Mr Braithwaite smiles. ‘Don’t despair – you still have years ahead of you to learn.’
I’m not sure Rory finds this a very cheering thought.
We soon settle into a daily routine with Mr Braithwaite. Ian and Rory and I start with Latin at nine, and at ten o’clock Jamie joins us for History. Then we have milk and biscuits at eleven, before moving on to English. We finish lessons at half past twelve and after luncheon our time is our own. We play in the garden most days, except when there is a lot of rain. Then we stay in the schoolroom building railways or doing jigsaws, or playing games with Felicity. Today it is Pelmanism. I didn’t know what that was at first – at home we call it the memory game.

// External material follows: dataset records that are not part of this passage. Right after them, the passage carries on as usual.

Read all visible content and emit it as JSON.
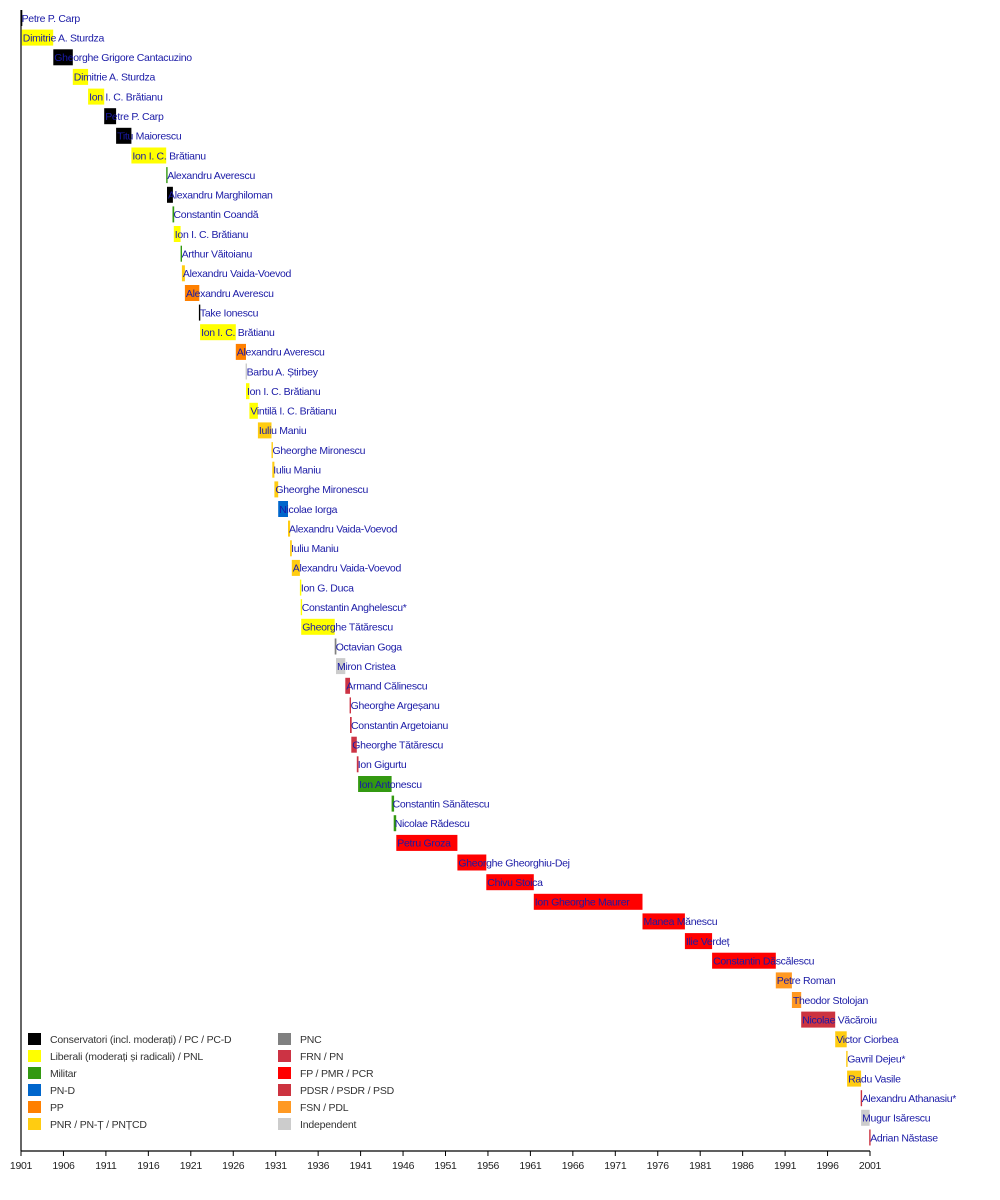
{
  "chart_data": {
    "type": "timeline",
    "title": "",
    "xlabel": "",
    "ylabel": "",
    "xlim": [
      1901,
      2001
    ],
    "x_ticks": [
      "1901",
      "1906",
      "1911",
      "1916",
      "1921",
      "1926",
      "1931",
      "1936",
      "1941",
      "1946",
      "1951",
      "1956",
      "1961",
      "1966",
      "1971",
      "1976",
      "1981",
      "1986",
      "1991",
      "1996",
      "2001"
    ],
    "grid": false,
    "legend_position": "bottom-left",
    "parties": [
      {
        "key": "conservatori",
        "label": "Conservatori (incl. moderați) / PC / PC-D",
        "color": "#000000"
      },
      {
        "key": "liberali",
        "label": "Liberali (moderați și radicali) / PNL",
        "color": "#ffff00"
      },
      {
        "key": "militar",
        "label": "Militar",
        "color": "#339911"
      },
      {
        "key": "pnd",
        "label": "PN-D",
        "color": "#0066cc"
      },
      {
        "key": "pp",
        "label": "PP",
        "color": "#ff8000"
      },
      {
        "key": "pnr",
        "label": "PNR / PN-Ț / PNȚCD",
        "color": "#ffcc11"
      },
      {
        "key": "pnc",
        "label": "PNC",
        "color": "#808080"
      },
      {
        "key": "frn",
        "label": "FRN / PN",
        "color": "#cc3344"
      },
      {
        "key": "fp",
        "label": "FP / PMR / PCR",
        "color": "#ff0000"
      },
      {
        "key": "pdsr",
        "label": "PDSR / PSDR / PSD",
        "color": "#cc3340"
      },
      {
        "key": "fsn",
        "label": "FSN / PDL",
        "color": "#ff9922"
      },
      {
        "key": "independent",
        "label": "Independent",
        "color": "#cccccc"
      }
    ],
    "series": [
      {
        "name": "Petre P. Carp",
        "start": 1900.95,
        "end": 1901.15,
        "party": "conservatori"
      },
      {
        "name": "Dimitrie A. Sturdza",
        "start": 1901.1,
        "end": 1904.8,
        "party": "liberali"
      },
      {
        "name": "Gheorghe Grigore Cantacuzino",
        "start": 1904.8,
        "end": 1907.1,
        "party": "conservatori"
      },
      {
        "name": "Dimitrie A. Sturdza",
        "start": 1907.1,
        "end": 1908.9,
        "party": "liberali"
      },
      {
        "name": "Ion I. C. Brătianu",
        "start": 1908.9,
        "end": 1910.8,
        "party": "liberali"
      },
      {
        "name": "Petre P. Carp",
        "start": 1910.8,
        "end": 1912.2,
        "party": "conservatori"
      },
      {
        "name": "Titu Maiorescu",
        "start": 1912.2,
        "end": 1914.0,
        "party": "conservatori"
      },
      {
        "name": "Ion I. C. Brătianu",
        "start": 1914.0,
        "end": 1918.1,
        "party": "liberali"
      },
      {
        "name": "Alexandru Averescu",
        "start": 1918.1,
        "end": 1918.2,
        "party": "militar"
      },
      {
        "name": "Alexandru Marghiloman",
        "start": 1918.2,
        "end": 1918.9,
        "party": "conservatori"
      },
      {
        "name": "Constantin Coandă",
        "start": 1918.85,
        "end": 1919.05,
        "party": "militar"
      },
      {
        "name": "Ion I. C. Brătianu",
        "start": 1919.0,
        "end": 1919.8,
        "party": "liberali"
      },
      {
        "name": "Arthur Văitoianu",
        "start": 1919.8,
        "end": 1919.95,
        "party": "militar"
      },
      {
        "name": "Alexandru Vaida-Voevod",
        "start": 1919.95,
        "end": 1920.3,
        "party": "pnr"
      },
      {
        "name": "Alexandru Averescu",
        "start": 1920.3,
        "end": 1922.0,
        "party": "pp"
      },
      {
        "name": "Take Ionescu",
        "start": 1921.95,
        "end": 1922.1,
        "party": "conservatori"
      },
      {
        "name": "Ion I. C. Brătianu",
        "start": 1922.1,
        "end": 1926.3,
        "party": "liberali"
      },
      {
        "name": "Alexandru Averescu",
        "start": 1926.3,
        "end": 1927.5,
        "party": "pp"
      },
      {
        "name": "Barbu A. Știrbey",
        "start": 1927.45,
        "end": 1927.55,
        "party": "independent"
      },
      {
        "name": "Ion I. C. Brătianu",
        "start": 1927.5,
        "end": 1927.9,
        "party": "liberali"
      },
      {
        "name": "Vintilă I. C. Brătianu",
        "start": 1927.9,
        "end": 1928.9,
        "party": "liberali"
      },
      {
        "name": "Iuliu Maniu",
        "start": 1928.9,
        "end": 1930.5,
        "party": "pnr"
      },
      {
        "name": "Gheorghe Mironescu",
        "start": 1930.5,
        "end": 1930.6,
        "party": "pnr"
      },
      {
        "name": "Iuliu Maniu",
        "start": 1930.6,
        "end": 1930.85,
        "party": "pnr"
      },
      {
        "name": "Gheorghe Mironescu",
        "start": 1930.85,
        "end": 1931.3,
        "party": "pnr"
      },
      {
        "name": "Nicolae Iorga",
        "start": 1931.3,
        "end": 1932.45,
        "party": "pnd"
      },
      {
        "name": "Alexandru Vaida-Voevod",
        "start": 1932.45,
        "end": 1932.7,
        "party": "pnr"
      },
      {
        "name": "Iuliu Maniu",
        "start": 1932.7,
        "end": 1932.9,
        "party": "pnr"
      },
      {
        "name": "Alexandru Vaida-Voevod",
        "start": 1932.9,
        "end": 1933.85,
        "party": "pnr"
      },
      {
        "name": "Ion G. Duca",
        "start": 1933.85,
        "end": 1934.0,
        "party": "liberali"
      },
      {
        "name": "Constantin Anghelescu*",
        "start": 1933.95,
        "end": 1934.05,
        "party": "liberali"
      },
      {
        "name": "Gheorghe Tătărescu",
        "start": 1934.0,
        "end": 1937.95,
        "party": "liberali"
      },
      {
        "name": "Octavian Goga",
        "start": 1937.95,
        "end": 1938.15,
        "party": "pnc"
      },
      {
        "name": "Miron Cristea",
        "start": 1938.1,
        "end": 1939.2,
        "party": "independent"
      },
      {
        "name": "Armand Călinescu",
        "start": 1939.2,
        "end": 1939.75,
        "party": "frn"
      },
      {
        "name": "Gheorghe Argeșanu",
        "start": 1939.7,
        "end": 1939.8,
        "party": "frn"
      },
      {
        "name": "Constantin Argetoianu",
        "start": 1939.75,
        "end": 1939.95,
        "party": "frn"
      },
      {
        "name": "Gheorghe Tătărescu",
        "start": 1939.9,
        "end": 1940.55,
        "party": "frn"
      },
      {
        "name": "Ion Gigurtu",
        "start": 1940.55,
        "end": 1940.75,
        "party": "frn"
      },
      {
        "name": "Ion Antonescu",
        "start": 1940.7,
        "end": 1944.65,
        "party": "militar"
      },
      {
        "name": "Constantin Sănătescu",
        "start": 1944.65,
        "end": 1944.95,
        "party": "militar"
      },
      {
        "name": "Nicolae Rădescu",
        "start": 1944.9,
        "end": 1945.2,
        "party": "militar"
      },
      {
        "name": "Petru Groza",
        "start": 1945.2,
        "end": 1952.4,
        "party": "fp"
      },
      {
        "name": "Gheorghe Gheorghiu-Dej",
        "start": 1952.4,
        "end": 1955.8,
        "party": "fp"
      },
      {
        "name": "Chivu Stoica",
        "start": 1955.8,
        "end": 1961.4,
        "party": "fp"
      },
      {
        "name": "Ion Gheorghe Maurer",
        "start": 1961.4,
        "end": 1974.2,
        "party": "fp"
      },
      {
        "name": "Manea Mănescu",
        "start": 1974.2,
        "end": 1979.2,
        "party": "fp"
      },
      {
        "name": "Ilie Verdeț",
        "start": 1979.2,
        "end": 1982.4,
        "party": "fp"
      },
      {
        "name": "Constantin Dăscălescu",
        "start": 1982.4,
        "end": 1989.9,
        "party": "fp"
      },
      {
        "name": "Petre Roman",
        "start": 1989.9,
        "end": 1991.8,
        "party": "fsn"
      },
      {
        "name": "Theodor Stolojan",
        "start": 1991.8,
        "end": 1992.9,
        "party": "fsn"
      },
      {
        "name": "Nicolae Văcăroiu",
        "start": 1992.9,
        "end": 1996.9,
        "party": "pdsr"
      },
      {
        "name": "Victor Ciorbea",
        "start": 1996.9,
        "end": 1998.25,
        "party": "pnr"
      },
      {
        "name": "Gavril Dejeu*",
        "start": 1998.2,
        "end": 1998.35,
        "party": "pnr"
      },
      {
        "name": "Radu Vasile",
        "start": 1998.3,
        "end": 1999.95,
        "party": "pnr"
      },
      {
        "name": "Alexandru Athanasiu*",
        "start": 1999.9,
        "end": 2000.0,
        "party": "pdsr"
      },
      {
        "name": "Mugur Isărescu",
        "start": 1999.95,
        "end": 2000.95,
        "party": "independent"
      },
      {
        "name": "Adrian Năstase",
        "start": 2000.9,
        "end": 2001.0,
        "party": "pdsr"
      }
    ]
  }
}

We are on our third game, and I have won the other two. Rory is staring our of the window, probably thinking about bows or catapults. I am keeping an eye on the clock since I’m longing for tea. Jamie turns up a card, and another. They are completely different. ‘Bother.’
‘Your turn,’ Ian says.
I pick up two identical cards and add them to my collection. It looks like it will be three out of three for me. And suddenly Jamie has had enough. ‘It’s not fair! You’re cheating!’
‘Jemima, that is not a nice thing to say,’ Nanny says in a strict voice I have not heard her use before, ‘It is very serious to accuse someone without proof. Say sorry to Jack.’
Jamie scowls, and says nothing.
‘You can’t cheat at Pelmanism,’ I say reasonably, ‘You can see as much as I can.’
Although I think it unwise to say so, I don’t understand why anyone wants to play the game at all. The only thing you have to do is remember where you’ve seen the pictures. I couldn’t get it wrong if I tried.
‘You always win!’
Jamie throws her cards into my face and runs off. Rory and Ian sit there glaring at me as if it is all my fault. ‘Sorry,’ I say, ‘I wasn’t cheating, honest.’
‘Tidy up, boys, it is almost teatime,’ Nanny tells us. ‘Come on Felicity, we’ll go and look for Jamie.’
‘It’s a stupid game, anyway,’ Ian says.
After that, we do not play Pelmanism again.